I'm no stranger to the idea of capability based addressing, but as intriguing as it is, I've personally arrived at the conclusion of it just being a more convoluted and contrived way of enforcing access rights in comparison to segments. At the end of the day, an object is just a region of memory, so it makes the most sense to just explicitly define the ranges of addresses that a process is allowed to access and be done with it. Anything beyond that just seems like fluff. I'd love to be convinced otherwise, so if you've got any original, concrete points in favor of a capabilty based scheme, I'm all ears.
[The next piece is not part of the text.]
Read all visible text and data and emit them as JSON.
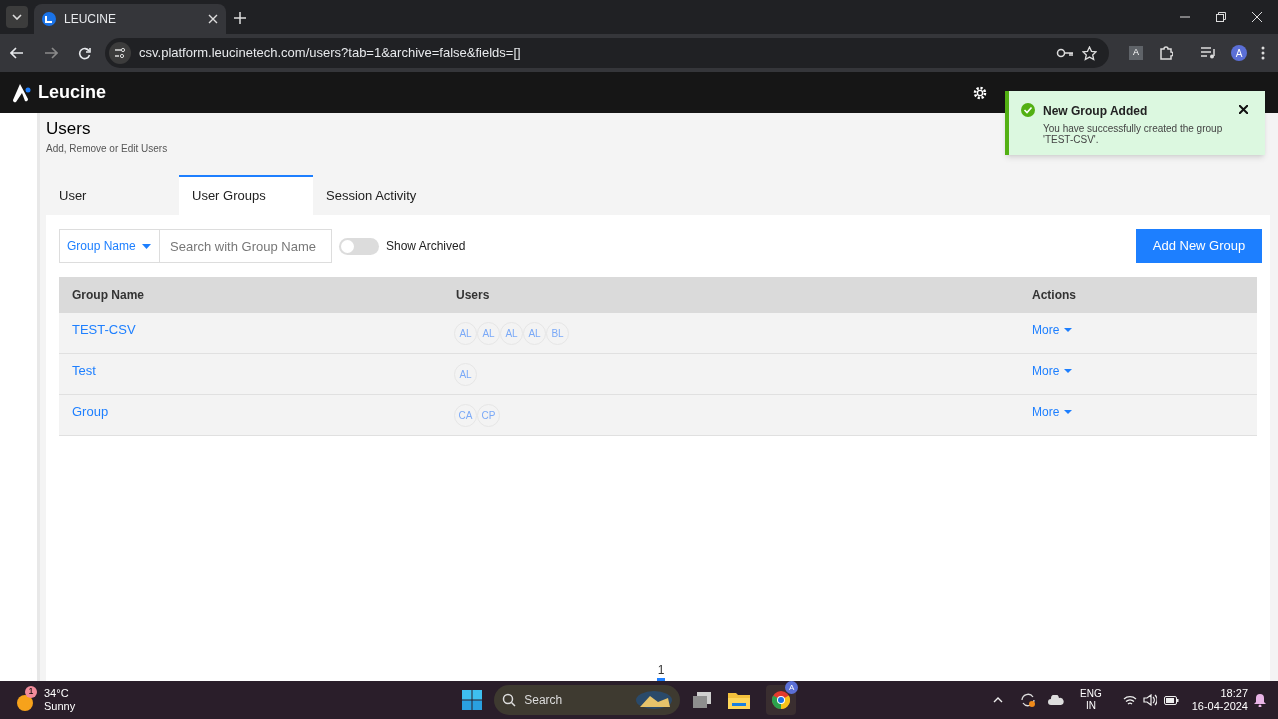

They aren't really comparable, IMAO, because caps shift the burden of proof from accessed resource to the one doing the accessing - if the process don't have a capability token, it can't even determine if the resource exists, never mind access it - it has to request a token from the management system (whether in hardware or in software), and if the system refuses the request, it is not given a reason why (it could be because the requester isn't trusted, or because it isn't present in the first place).
They aren't specifically about memory; that just happens to have been one of the first things they try to apply it to, and the hardware of the time wasn't really up to it yet (it isn't clear if current hardware could do it efficiently; many researchers such as Ivan Godard seem to think it would be, but since in practice security has generally ended up costing more then insecurity in the minds of most users
, no one seems to care to find out). It isn't even specifically a hardware solution; after the early 1980s, there has been a lot more work on software capabilities than hardware ones.
But I suspect you know this, from what you said.
I need to get going, but I will pick up on this later.